Not always. It seemed as though He was forgotten by the FATHER, (Ay.) when He uttered that great and exceeding bitter cry on the Cross; by His disciples, when they all forsook Him and fled; by all the Jews when He was laid in the sepulchre, when He was counted as one of them that go down to the pit, reckoned among the men that have been long dead. “We fools counted His life madness, and His end to be without honour:”* but because of that brief forgetfulness, therefore it is that He now bears the Name that is above every name, and the remembrance that is dearer than all other remembrance. O LORD JESU, so poor in Bethlehem, where there was no room for Thee in the inn, so poor on the Cross that they parted Thy garments and cast lots for Thy vesture, if Thou art forgotten by the world still, (G.) if Thou art put out of sight by those who will not give Thee one moment, though Thou didst give them all that Thou hadst,—grant that we, at least, may remember Thee, may hold Thy remembrance as sweeter than the life itself, may remember Thee as the chief among ten thousand and the altogether lovely, may so remember Thee here, that hereafter Thou mayest remember us in Thy kingdom! Where notice, as Hugh of S. Victor says,* it is not the poverty of the meek, or the labour of the meek, or the afflictions of the meek; but the patient abiding. This is the grace which is dearest of all in GOD’s sight. This is the grace which is emphatically said to crown and to be crowned. And as He said Himself, so we also, altering but one word, may say of the LORD: There is none meek, save one, that is GOD. This is the true Moses, who was indeed meek above all the men that were on the face of the earth. And His patient abiding,—the long months during which He did not abhor the Virgin’s womb1—the patient years before He entered on His public ministry,—before He began to be about thirty years old,—the patient abiding of all misery, all insult, the most cruel death, did not perish for ever, though it might seem to perish on the night of that first Good Friday. We have seen how the sapless wood of the Cross has blossomed, how the glory of Lebanon has been added to it: we can appreciate the force of that wherefore in S. Paul’s argument,—“Wherefore GOD also hath highly exalted Him.”*

19 Up, LORD, and let not man have the upper hand: let the heathen be judged in thy sight.

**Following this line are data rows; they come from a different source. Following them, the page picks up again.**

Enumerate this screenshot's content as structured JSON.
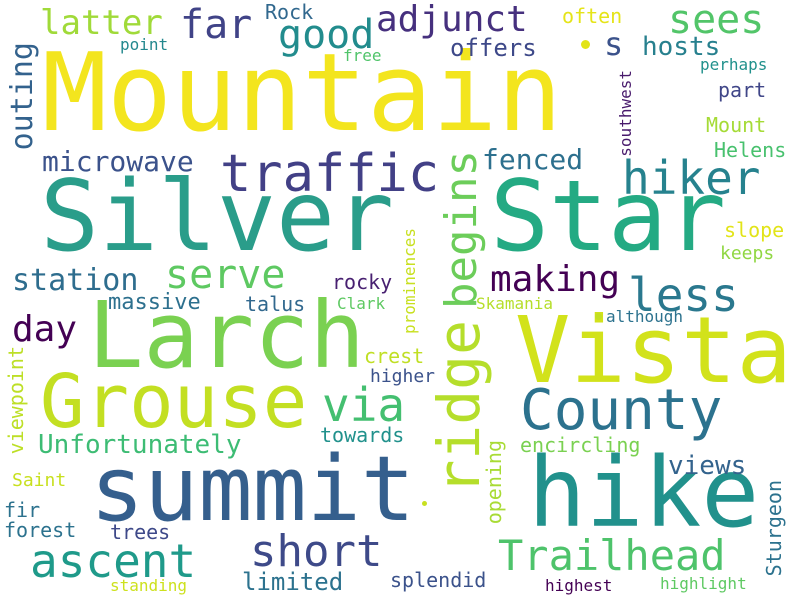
{
  "word_cloud": {
    "background": "#ffffff",
    "palette": "viridis",
    "words": {
      "mountain": {
        "text": "Mountain",
        "color": "#f3e51e"
      },
      "silver": {
        "text": "Silver",
        "color": "#2a9d8a"
      },
      "star": {
        "text": "Star",
        "color": "#24aa83"
      },
      "larch": {
        "text": "Larch",
        "color": "#7ad151"
      },
      "vista": {
        "text": "Vista",
        "color": "#d2e21b"
      },
      "grouse": {
        "text": "Grouse",
        "color": "#c3df22"
      },
      "summit": {
        "text": "summit",
        "color": "#355f8d"
      },
      "hike": {
        "text": "hike",
        "color": "#21918c"
      },
      "ridge": {
        "text": "ridge",
        "color": "#b5de2b"
      },
      "begins": {
        "text": "begins",
        "color": "#6ccd5a"
      },
      "county": {
        "text": "County",
        "color": "#2c728e"
      },
      "trailhead": {
        "text": "Trailhead",
        "color": "#4ec36b"
      },
      "ascent": {
        "text": "ascent",
        "color": "#1f9a8a"
      },
      "short": {
        "text": "short",
        "color": "#3e4a89"
      },
      "traffic": {
        "text": "traffic",
        "color": "#424086"
      },
      "hiker": {
        "text": "hiker",
        "color": "#26828e"
      },
      "less": {
        "text": "less",
        "color": "#2a788e"
      },
      "serve": {
        "text": "serve",
        "color": "#5ec962"
      },
      "via": {
        "text": "via",
        "color": "#44bf70"
      },
      "far": {
        "text": "far",
        "color": "#404387"
      },
      "good": {
        "text": "good",
        "color": "#228c8d"
      },
      "sees": {
        "text": "sees",
        "color": "#52c569"
      },
      "adjunct": {
        "text": "adjunct",
        "color": "#46307e"
      },
      "latter": {
        "text": "latter",
        "color": "#a0da39"
      },
      "outing": {
        "text": "outing",
        "color": "#33628d"
      },
      "microwave": {
        "text": "microwave",
        "color": "#3b528b"
      },
      "making": {
        "text": "making",
        "color": "#440154"
      },
      "day": {
        "text": "day",
        "color": "#440154"
      },
      "station": {
        "text": "station",
        "color": "#2e6d8e"
      },
      "fenced": {
        "text": "fenced",
        "color": "#2d708e"
      },
      "unfortunately": {
        "text": "Unfortunately",
        "color": "#3dbc74"
      },
      "s": {
        "text": "s",
        "color": "#3b528b"
      },
      "hosts": {
        "text": "hosts",
        "color": "#27808e"
      },
      "offers": {
        "text": "offers",
        "color": "#3e4989"
      },
      "views": {
        "text": "views",
        "color": "#33638d"
      },
      "limited": {
        "text": "limited",
        "color": "#2c728e"
      },
      "rock": {
        "text": "Rock",
        "color": "#31688e"
      },
      "often": {
        "text": "often",
        "color": "#e5e419"
      },
      "point": {
        "text": "point",
        "color": "#23888e"
      },
      "free": {
        "text": "free",
        "color": "#50c46a"
      },
      "southwest": {
        "text": "southwest",
        "color": "#481a6c"
      },
      "perhaps": {
        "text": "perhaps",
        "color": "#21918c"
      },
      "part": {
        "text": "part",
        "color": "#404688"
      },
      "mount": {
        "text": "Mount",
        "color": "#a5db36"
      },
      "helens": {
        "text": "Helens",
        "color": "#48c16e"
      },
      "slope": {
        "text": "slope",
        "color": "#e2e418"
      },
      "keeps": {
        "text": "keeps",
        "color": "#90d743"
      },
      "rocky": {
        "text": "rocky",
        "color": "#482071"
      },
      "massive": {
        "text": "massive",
        "color": "#2d708e"
      },
      "talus": {
        "text": "talus",
        "color": "#31688e"
      },
      "clark": {
        "text": "Clark",
        "color": "#5ec962"
      },
      "prominences": {
        "text": "prominences",
        "color": "#c8e020"
      },
      "skamania": {
        "text": "Skamania",
        "color": "#b5de2b"
      },
      "although": {
        "text": "although",
        "color": "#2c728e"
      },
      "crest": {
        "text": "crest",
        "color": "#c0df25"
      },
      "higher": {
        "text": "higher",
        "color": "#3b528b"
      },
      "viewpoint": {
        "text": "viewpoint",
        "color": "#bddf26"
      },
      "towards": {
        "text": "towards",
        "color": "#21918c"
      },
      "encircling": {
        "text": "encircling",
        "color": "#7ad151"
      },
      "opening": {
        "text": "opening",
        "color": "#a8db34"
      },
      "saint": {
        "text": "Saint",
        "color": "#c8e020"
      },
      "fir": {
        "text": "fir",
        "color": "#2c728e"
      },
      "forest": {
        "text": "forest",
        "color": "#2c728e"
      },
      "trees": {
        "text": "trees",
        "color": "#3e4989"
      },
      "sturgeon": {
        "text": "Sturgeon",
        "color": "#2c728e"
      },
      "splendid": {
        "text": "splendid",
        "color": "#3b528b"
      },
      "standing": {
        "text": "standing",
        "color": "#cde11d"
      },
      "highest": {
        "text": "highest",
        "color": "#440154"
      },
      "highlight": {
        "text": "highlight",
        "color": "#5ec962"
      }
    }
  }
}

[Let not the outer man, (R.) the old Adam, have the upper hand over the inner,* spiritual man, nor let mere earthly thoughts lead us down from higher things.]

20 Put them in fear, O LORD: that the heathen may know themselves to be but men.

Here again, the Vulgate differs widely from our translation: Thou shalt appoint a legislator over them, O Lord. And if we follow that interpretation, it is an easy step from the “patient abiding of the meek” in His Passion, to the glory of the Legislator in His exaltation. Or, if you will, you may take the legislator in S. Augustine’s sense, as referring to Antichrist; (A.) that since man has so far forsaken GOD and so resolutely persisted in his “We will not have this man to reign over us,”* such continued rejection of the King of Peace shall be followed by the tyranny of Antichrist. But if we are to follow our own version, still it applies naturally to our LORD. At the conclusion of the last verse, we left Him in the grave, when His patient abiding seemed to have perished: rightly and meetly it proceeds, Up, Lord; up, and burst the bars of death; up, and become the first fruits of them that sleep; up, (L.) and let not man have the upper hand: let not the guard, and the seal, and the great stone prevail against Thine own Word. And then again, Put them in fear, O Lord: as indeed it follows, four times in the Acts of the Apostles:* “Fear came upon every soul;” “Great fear came on all them that heard these things;” “Great fear came upon all the Church;” “Fear fell on them all, and the Name of the LORD JESUS was magnified.” That the heathen may know themselves to be but men. As the Prophet said of old: “Now the Egyptians are men and not gods, and their horses flesh and not spirit:”* that all the devices, all the efforts, of the heathen, the laws of their emperors, the eloquence of their philosophers, the violence of their rabble, may be but the feeble endeavours of mortal men, against the omnipotence of a wise and ascended GOD.